A Very Brief Rant on Free Will
Much buzz about free will — my sense is we are far from being able to speak meaningfully about this idea, but we may be able to speak meaningfully about how we speak about this
There is a lot of buzz about free will now — I guess that makes sense with the way the world seems to be careening along under its own special momentum — but I think it’s a pointless question we’ll not answer any time soon, no matter what the smartest of our species has to say after a lifetime of study.
Specifically, it kind of makes NO sense, though it also kind of makes at least a visceral sense.

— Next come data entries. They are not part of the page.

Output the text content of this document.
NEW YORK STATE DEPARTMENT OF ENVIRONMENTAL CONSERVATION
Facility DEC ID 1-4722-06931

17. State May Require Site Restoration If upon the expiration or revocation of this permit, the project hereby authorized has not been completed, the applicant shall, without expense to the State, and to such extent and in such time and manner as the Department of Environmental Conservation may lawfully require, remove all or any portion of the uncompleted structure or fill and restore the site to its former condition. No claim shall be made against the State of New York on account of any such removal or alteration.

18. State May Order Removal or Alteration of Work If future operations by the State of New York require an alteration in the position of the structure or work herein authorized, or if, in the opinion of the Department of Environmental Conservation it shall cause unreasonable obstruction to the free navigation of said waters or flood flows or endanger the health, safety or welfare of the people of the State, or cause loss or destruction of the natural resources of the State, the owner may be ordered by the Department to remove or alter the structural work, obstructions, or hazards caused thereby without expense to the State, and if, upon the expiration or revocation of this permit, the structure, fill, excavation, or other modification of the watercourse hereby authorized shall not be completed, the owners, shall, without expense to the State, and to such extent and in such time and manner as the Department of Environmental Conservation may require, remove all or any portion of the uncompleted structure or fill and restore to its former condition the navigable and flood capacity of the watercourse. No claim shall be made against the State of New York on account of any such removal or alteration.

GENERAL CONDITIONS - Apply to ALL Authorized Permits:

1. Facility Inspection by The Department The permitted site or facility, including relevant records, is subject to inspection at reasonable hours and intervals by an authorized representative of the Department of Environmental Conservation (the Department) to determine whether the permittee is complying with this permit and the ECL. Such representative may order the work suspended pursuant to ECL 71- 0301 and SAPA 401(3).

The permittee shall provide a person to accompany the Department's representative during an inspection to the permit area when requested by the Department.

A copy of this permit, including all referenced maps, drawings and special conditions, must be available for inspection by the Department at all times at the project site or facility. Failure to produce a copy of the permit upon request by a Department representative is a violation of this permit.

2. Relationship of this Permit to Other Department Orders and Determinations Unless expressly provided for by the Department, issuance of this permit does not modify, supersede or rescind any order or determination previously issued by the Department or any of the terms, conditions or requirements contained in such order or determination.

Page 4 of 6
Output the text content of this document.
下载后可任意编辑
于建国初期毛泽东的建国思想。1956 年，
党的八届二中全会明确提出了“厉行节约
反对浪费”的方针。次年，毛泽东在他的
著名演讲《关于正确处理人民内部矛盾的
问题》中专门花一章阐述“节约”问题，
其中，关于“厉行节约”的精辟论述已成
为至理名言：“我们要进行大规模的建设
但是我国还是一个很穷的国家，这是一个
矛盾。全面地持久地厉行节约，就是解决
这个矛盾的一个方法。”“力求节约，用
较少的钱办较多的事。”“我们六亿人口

In your gut, you want to have free will.
If you don’t have free will, then what you write in your book and say in your TED talks isn’t valid — what is it, a message from the universe to itself from a rudderless sentient? That might be OK.
But there’s got to be more to it — we just aren’t able to very meaningfully discuss any of this stuff, given how little we know. We don’t even know how our own brains work — we do have a sense that the way they work ties closely with what reality is, particularly as we’ve created so much of our current reality, so quickly in the last 200 years or so.
Tech seems to have a mind of its own— metaphorically like letting the genie out of the bottle. Those myths always were about tech and science alas — not magic. Intelligence and consciousness, both clearly properties of the known universe, unlock or correlate with what physical reality can do.
It’s a bit like cracking a code — the “reality code”. Anyone who cracks the reality code — including the all-important social reality code — weilds much power.
Belief in free will is correlated with greater productivity in one study (https://psychologytoday.com/us/blog/experimentations/201903/do-you-believe-in-free-will…). This raises the mildly mind-bending question of whether belief in free will IS free will. It may be that the question of free will is simply irrelevant, or poorly formulated.